That’s true. I didn’t really have a particular format in mind when I was making these cards; most of them are too low power for commander, but I did make sure that there were a couple good WBG legendaries in there that could be used to turn the “set” into a (presumably terrible) commander deck.

I ultimately based the power level of my version of your cards on existing meld cards; it’s both moderately easier to use and moderately less powerful than Brisela, and more powerful than Hanweir but much slower.

Sorry, btw, for being all “your cards are bad, they should be like this” without even a “I like this idea, but” first, that was pretty rude of me.

It’s cool. Tbh I just kinda thought it was a cool writing exercise, so if you want to change them to be a better fit your overall creation that’s fine, I just hope you credit me if you ever make something larger out of this.

I mostly based the cards on Hanwier and the new Mishra, I was unsure about making the “possessed food” a pure artifact since there’s never been a meld card that uses an artifact, so I was sort of trying to follow the example of Phyrexian Dragon Engine, but with the flavor of Gingerbrute. Other than that, I’m satisfied with the cards. Making use of an underserved mechanic to tell an interesting little story using the mechanic.

I like this idea & have actually begun putting most of these cards into MSE2.I’ve even taken the liberty of rewording certain rules & cards to make them sound slightly more “official.” However, I’m sorry to say that I do have a few gripes with what you have so far…

First off, the story… I can see that you’re basically just making a modified version of the Throne of Eldraine set, including cards, mechanics & characters. This isn’t completely terrible, but it does feel a little “cheap” if you will. Part of the charm of MTG is that each set is based on a self-contained story in the Magic multiverse, allowing for it to be expanded with new & returning characters, all with an overarching connection. Using Eldraine as a base for certain mechanics in the set is understandable, but changing characters & story elements without building new characters or establishing a new world feels cheap. Reprinting cards is fine, WotC does it all the time. Making what could be a new character while super-imposing them onto an existing character feels like you couldn’t be bothered to come up with anything new…

Secondly, your set does not include any Red or Blue cards. I get that these colors may be the more challenging to make some feedism mechanics for, but every set ever dabbles in all 5 colors.

Other than that, I like what you have so far & I’d love to help expand this idea into something REAL!

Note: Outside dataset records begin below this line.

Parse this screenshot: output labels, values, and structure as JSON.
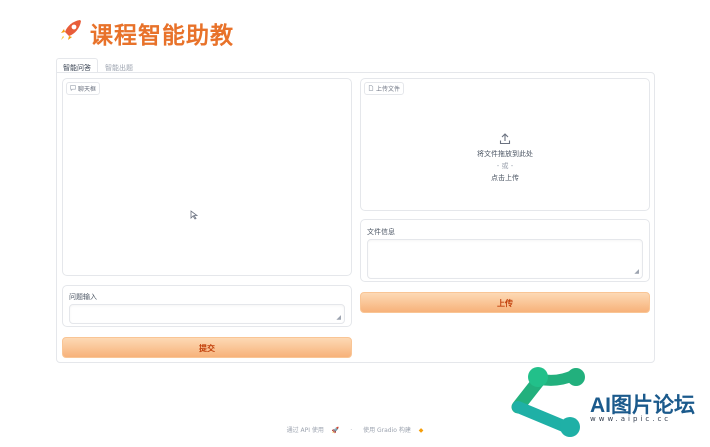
{
  "header": {
    "icon": "rocket-icon",
    "title": "课程智能助教"
  },
  "tabs": [
    {
      "label": "智能问答",
      "active": true
    },
    {
      "label": "智能出题",
      "active": false
    }
  ],
  "chat": {
    "label": "聊天框"
  },
  "question": {
    "label": "问题输入",
    "value": ""
  },
  "submit": {
    "label": "提交"
  },
  "upload": {
    "label": "上传文件",
    "drop_text": "将文件拖放到此处",
    "or_text": "- 或 -",
    "click_text": "点击上传"
  },
  "file_info": {
    "label": "文件信息",
    "value": ""
  },
  "upload_button": {
    "label": "上传"
  },
  "footer": {
    "api_text": "通过 API 使用",
    "separator": "·",
    "built_text": "使用 Gradio 构建"
  },
  "watermark": {
    "text": "AI图片论坛",
    "url": "www.aipic.cc"
  },
  "colors": {
    "accent": "#e8722a",
    "button_from": "#fdd9b5",
    "button_to": "#f7b27a",
    "watermark_green": "#22b07d",
    "watermark_blue": "#1b5a8c"
  }
}
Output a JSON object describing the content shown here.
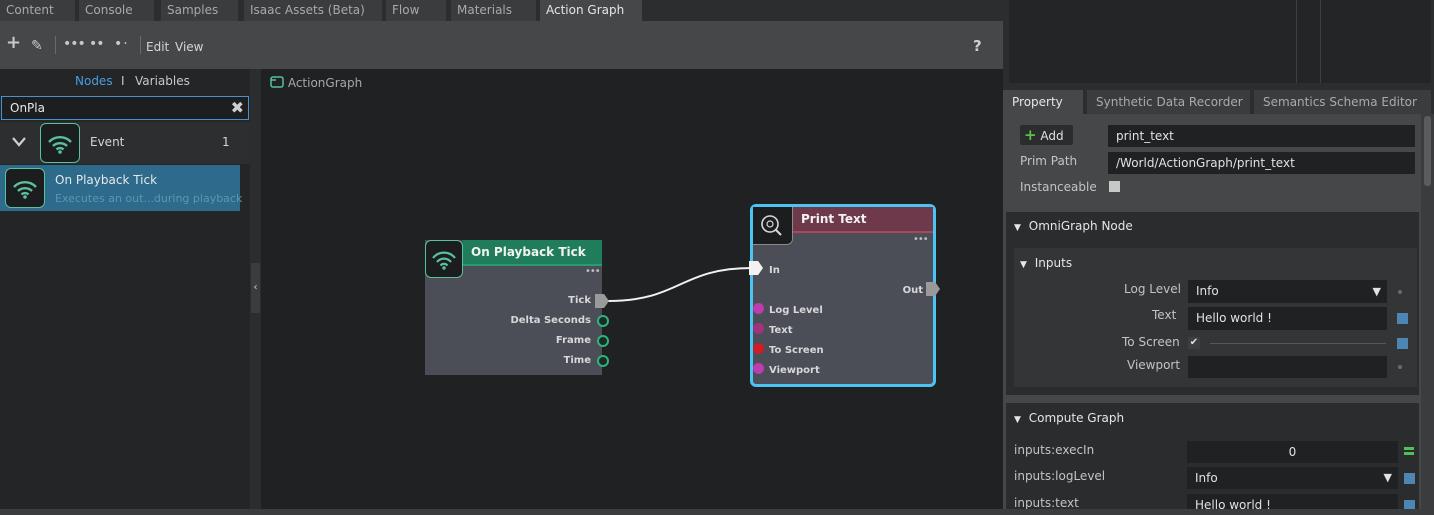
{
  "tabs": [
    "Content",
    "Console",
    "Samples",
    "Isaac Assets (Beta)",
    "Flow",
    "Materials",
    "Action Graph"
  ],
  "toolbar": {
    "edit_label": "Edit",
    "view_label": "View",
    "help_label": "?"
  },
  "left_panel": {
    "tab_nodes": "Nodes",
    "tab_sep": "I",
    "tab_variables": "Variables",
    "search_value": "OnPla",
    "category": {
      "label": "Event",
      "count": "1"
    },
    "item": {
      "title": "On Playback Tick",
      "description": "Executes an out...during playback"
    }
  },
  "graph": {
    "breadcrumb": "ActionGraph",
    "node1": {
      "title": "On Playback Tick",
      "pins": [
        "Tick",
        "Delta Seconds",
        "Frame",
        "Time"
      ],
      "header_color": "#1f7d5c"
    },
    "node2": {
      "title": "Print Text",
      "input_exec": "In",
      "output_exec": "Out",
      "pins": [
        "Log Level",
        "Text",
        "To Screen",
        "Viewport"
      ],
      "header_color": "#6e3a4b",
      "border_color": "#4cc3f0"
    }
  },
  "right_panel": {
    "tabs": [
      "Property",
      "Synthetic Data Recorder",
      "Semantics Schema Editor"
    ],
    "add_label": "Add",
    "name_value": "print_text",
    "prim_path_label": "Prim Path",
    "prim_path_value": "/World/ActionGraph/print_text",
    "instanceable_label": "Instanceable",
    "omnigraph_section": "OmniGraph Node",
    "inputs_section": "Inputs",
    "log_level_label": "Log Level",
    "log_level_value": "Info",
    "text_label": "Text",
    "text_value": "Hello world !",
    "to_screen_label": "To Screen",
    "viewport_label": "Viewport",
    "compute_section": "Compute Graph",
    "exec_in_label": "inputs:execIn",
    "exec_in_value": "0",
    "loglevel_label": "inputs:logLevel",
    "loglevel_value": "Info",
    "inputs_text_label": "inputs:text",
    "inputs_text_value": "Hello world !"
  },
  "colors": {
    "accent_blue": "#4a8fd0",
    "selection": "#2d6a8b",
    "event_green": "#5bc09c",
    "pin_green": "#2bb57e",
    "pin_magenta": "#c03ab0",
    "pin_purple": "#a0327e",
    "pin_red": "#d01c24"
  },
  "icons": [
    "plus-icon",
    "pencil-icon",
    "dots-icon",
    "close-icon",
    "chevron-down-icon",
    "wifi-signal-icon",
    "graph-icon",
    "search-bug-icon",
    "dropdown-arrow-icon",
    "checkmark-icon",
    "triangle-down-icon"
  ]
}
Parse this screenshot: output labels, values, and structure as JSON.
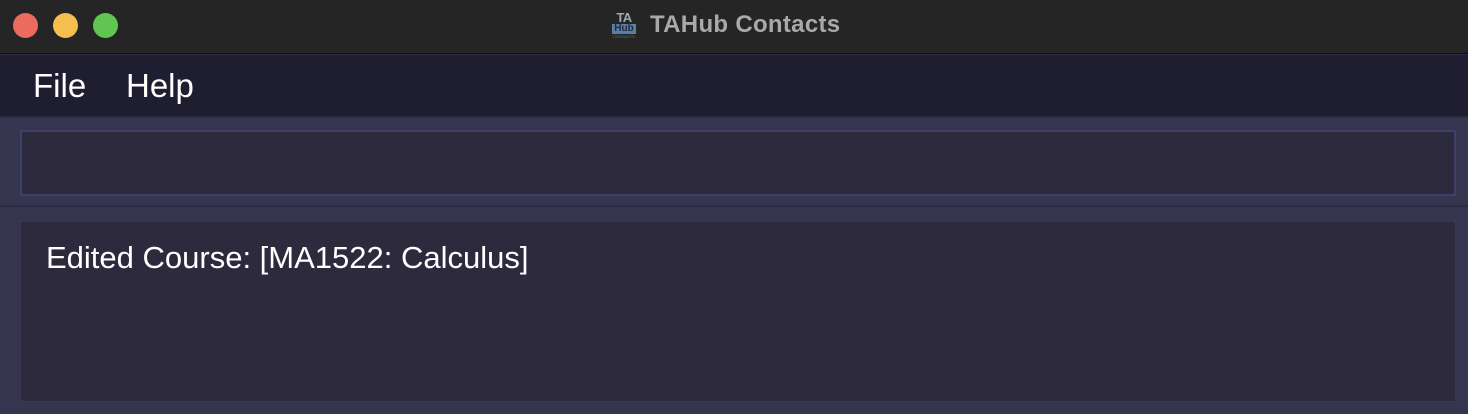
{
  "window": {
    "title": "TAHub Contacts",
    "app_icon": {
      "line1": "TA",
      "line2": "Hub",
      "line3": "CONTACTS"
    },
    "buttons": [
      "close",
      "minimize",
      "zoom"
    ]
  },
  "menubar": {
    "items": [
      {
        "label": "File"
      },
      {
        "label": "Help"
      }
    ]
  },
  "command": {
    "value": "",
    "placeholder": ""
  },
  "result": {
    "text": "Edited Course: [MA1522: Calculus]"
  },
  "colors": {
    "titlebar": "#252525",
    "menubar": "#1f1d30",
    "panel": "#363550",
    "box": "#2e2a3e",
    "close": "#ed6a5e",
    "minimize": "#f5bf4f",
    "zoom": "#61c554"
  }
}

First off, this set is meant to take place after the events of Eldraine, as hinted at by, for example, Kenrith’s flavor text. The idea is that, in the time of prosperity following the return of Kenrith and the Cauldron of Eternity, the Threebian philosophy of indulgence has taken hold of Edraine. But there are hints that this is somehow linked to Xonsax, an avatar of hunger which has taken up residence with the elves and fae in the nearby wildlands. It’s not the pinnacle of writing or anything, just a few sketchy fetish fuel plot points, but I’m not just mining Throne for character names and card ideas and calling it a day. In fact, the cards which directly reference actual Throne cards were often harder to design than the ones that don’t.

Second off, this was never meant to be a complete set; that’s why it’s…not a complete set. In addition to missing UR, it’s also much heavier on G than WB.

Also, I’m curious which cards you edited to sound more “official”; I tried to be very careful to closely follow the templating examples of official cards.